Falling sentiment must be addressed

A record decline needs to be reversed to keep crews motivated

By Steven Jones

There have been constant periods of peaks and troughs across the years of the Seafarers Happiness Index (SHI). Never though, until now, have we seen a full year of falling sentiment.

Down, down, down, and down – that was the troubling trajectory of 2023. The latest decline for the fourth consecutive quarter saw satisfaction ratings fall to 6.36 on our 10-point scale, down from 6.6.

A sustained downward spiral once more highlights growing discontent among crews worldwide. So, what is driving this downward curve and such a consistent sense of dissatisfaction?

At the core of mounting seafarer frustrations are feelings of being overburdened, undervalued, and disconnected. Then, allied to those issues – which would be bad enough – we hear feedback of a sense of feeling under-rewarded and seafarers speak of having to deal with a daily lack of respect from ashore.

Seafarers have raised concerns that within too many companies, shoreside management is seen to lack empathy and their concerns for crew welfare seem superficial – or, at best, only at a compliance level. Seemingly, there are few companies that strive for excellence when it comes to their people.
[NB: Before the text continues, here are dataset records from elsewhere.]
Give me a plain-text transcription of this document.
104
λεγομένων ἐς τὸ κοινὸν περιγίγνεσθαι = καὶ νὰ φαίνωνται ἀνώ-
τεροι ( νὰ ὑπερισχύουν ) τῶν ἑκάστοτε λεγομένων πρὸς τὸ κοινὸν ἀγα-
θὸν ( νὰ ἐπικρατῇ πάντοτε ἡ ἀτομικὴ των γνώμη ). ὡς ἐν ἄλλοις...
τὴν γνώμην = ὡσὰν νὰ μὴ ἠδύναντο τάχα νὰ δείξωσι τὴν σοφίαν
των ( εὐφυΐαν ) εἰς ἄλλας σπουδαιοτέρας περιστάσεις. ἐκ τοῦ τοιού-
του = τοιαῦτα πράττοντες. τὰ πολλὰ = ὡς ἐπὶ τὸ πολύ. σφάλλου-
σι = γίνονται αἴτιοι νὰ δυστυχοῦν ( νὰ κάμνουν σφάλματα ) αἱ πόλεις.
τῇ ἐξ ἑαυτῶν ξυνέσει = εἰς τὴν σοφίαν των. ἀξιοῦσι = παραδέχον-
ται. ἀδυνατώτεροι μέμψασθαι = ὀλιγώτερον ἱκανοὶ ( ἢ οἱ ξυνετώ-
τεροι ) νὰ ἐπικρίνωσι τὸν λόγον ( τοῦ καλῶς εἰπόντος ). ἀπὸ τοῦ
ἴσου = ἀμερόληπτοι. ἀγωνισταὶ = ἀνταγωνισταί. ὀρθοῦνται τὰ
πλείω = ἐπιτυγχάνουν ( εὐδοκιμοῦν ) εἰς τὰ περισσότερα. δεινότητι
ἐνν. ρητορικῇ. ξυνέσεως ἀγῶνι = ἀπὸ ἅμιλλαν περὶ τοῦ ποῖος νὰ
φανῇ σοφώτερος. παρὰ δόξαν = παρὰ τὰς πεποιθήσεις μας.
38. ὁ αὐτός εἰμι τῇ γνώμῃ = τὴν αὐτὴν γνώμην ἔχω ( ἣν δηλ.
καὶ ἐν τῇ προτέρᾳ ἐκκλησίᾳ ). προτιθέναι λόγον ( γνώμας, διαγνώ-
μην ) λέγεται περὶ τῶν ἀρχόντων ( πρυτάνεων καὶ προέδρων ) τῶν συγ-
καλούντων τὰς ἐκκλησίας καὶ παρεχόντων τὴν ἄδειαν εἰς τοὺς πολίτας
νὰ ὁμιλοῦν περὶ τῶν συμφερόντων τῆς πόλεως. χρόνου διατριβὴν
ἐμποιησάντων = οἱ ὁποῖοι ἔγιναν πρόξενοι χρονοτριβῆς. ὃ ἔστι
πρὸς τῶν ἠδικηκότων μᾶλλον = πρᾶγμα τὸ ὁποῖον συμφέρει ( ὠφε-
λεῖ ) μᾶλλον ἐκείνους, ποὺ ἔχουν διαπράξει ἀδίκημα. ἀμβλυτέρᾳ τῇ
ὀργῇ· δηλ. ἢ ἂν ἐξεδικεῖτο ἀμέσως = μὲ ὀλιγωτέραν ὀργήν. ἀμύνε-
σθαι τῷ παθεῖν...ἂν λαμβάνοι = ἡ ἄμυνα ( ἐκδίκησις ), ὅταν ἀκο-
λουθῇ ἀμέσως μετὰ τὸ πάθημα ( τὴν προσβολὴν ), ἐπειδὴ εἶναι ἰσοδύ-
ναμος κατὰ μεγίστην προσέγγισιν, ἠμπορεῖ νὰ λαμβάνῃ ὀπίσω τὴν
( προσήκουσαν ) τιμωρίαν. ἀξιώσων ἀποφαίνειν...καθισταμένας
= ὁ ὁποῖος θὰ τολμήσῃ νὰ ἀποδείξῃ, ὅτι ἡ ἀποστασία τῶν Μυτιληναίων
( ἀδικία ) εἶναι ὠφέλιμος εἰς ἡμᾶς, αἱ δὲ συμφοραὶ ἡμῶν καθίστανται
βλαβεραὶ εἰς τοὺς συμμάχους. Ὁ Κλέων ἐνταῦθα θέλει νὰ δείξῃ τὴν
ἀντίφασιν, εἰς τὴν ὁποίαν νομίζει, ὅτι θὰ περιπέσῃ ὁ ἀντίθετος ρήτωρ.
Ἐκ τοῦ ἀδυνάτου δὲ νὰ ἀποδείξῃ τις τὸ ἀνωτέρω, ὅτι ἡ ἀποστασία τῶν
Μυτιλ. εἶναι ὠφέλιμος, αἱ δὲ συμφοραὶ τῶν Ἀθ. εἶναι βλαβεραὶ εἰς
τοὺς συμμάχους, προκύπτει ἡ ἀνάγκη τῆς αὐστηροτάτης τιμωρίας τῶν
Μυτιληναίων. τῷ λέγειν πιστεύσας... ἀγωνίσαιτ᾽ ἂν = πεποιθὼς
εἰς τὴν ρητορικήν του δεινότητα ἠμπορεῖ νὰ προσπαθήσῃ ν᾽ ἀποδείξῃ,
This is not only a huge disappointment, but it will likely come back to bite the industry.

In the current recruitment and retention squeeze, it is extremely dangerous to make our people feel undervalued and frustrated.

However, while we can debate this, there are more prosaic issues and concerns to consider. Over 2023, seafarers spoke out about the fact that while administrative burdens seem to multiply, crewing levels remain static. The problems of paperwork seem to persist, even in an increasingly digital age. This remains a puzzle, and we ask how and what can and should be done to resolve this.

Security burdens

Towards the end of the last quarter of 2023, the risk of attacks on vessels was beginning to increase and concerns were growing. Associated with those concerns, we also heard of a ramping up of workload, whether through longer trips owing to diversions, or through the work to secure and maintain vigilance on board. We have heard repeated concerns about the escalating response needed by crew to counter piracy and terrorism.

Unfortunately, it seems that once more seafarers are shouldering a disproportionate burden. Extended work hours and disrupted sleep to maintain security watches are on the rise. And the heavy toll of security duties is exacerbated by understaffing.

Perhaps unsurprisingly, shore leave has once more become a casualty of wider uncertainty. Seafarers spoke of their growing sense that security was replacing Covid as the excuse to deny access to shore. The feedback is that procedures and processes are not only struggling to return to normal post- pandemic but are now being altered to reflect security concerns.

In times of sustained satisfaction downturn and frustration, it can be a challenge to find positives to build on. They are there though. One particularly interesting response from a seafarer was on the issue of keeping regular crews together.

Working on ships with people you know and on regular patterns helps to forge bonds and friendships. Those crews are far more likely to be satisfied and enjoy their jobs.

From those seafarers, we heard about how much easier it is to develop a social life on board and how the standard of training and even mentoring is boosted.

So, despite the past year of negatives, there is still a chance to change the trajectory. We can make life better at sea even in the face of falling sentiment. We can make sure that seafarers are supported and have the resources they need to respond to rising security risks. We can explore the paperwork paradox: why is our industry digitalising at pace, but this is not yet having the desired impact on seafarer workloads? And we can rise to the challenge of improving social life and camaraderie by keeping crews together.

Only then can we hope that positives emerge in 2024. It is a worrying time for the entire industry, but with small changes, giving respect to seafarers, and by thinking and empathising, we can hopefully see sentiment rise once more.

Steven Jones is founder of the Seafarers Happiness Index.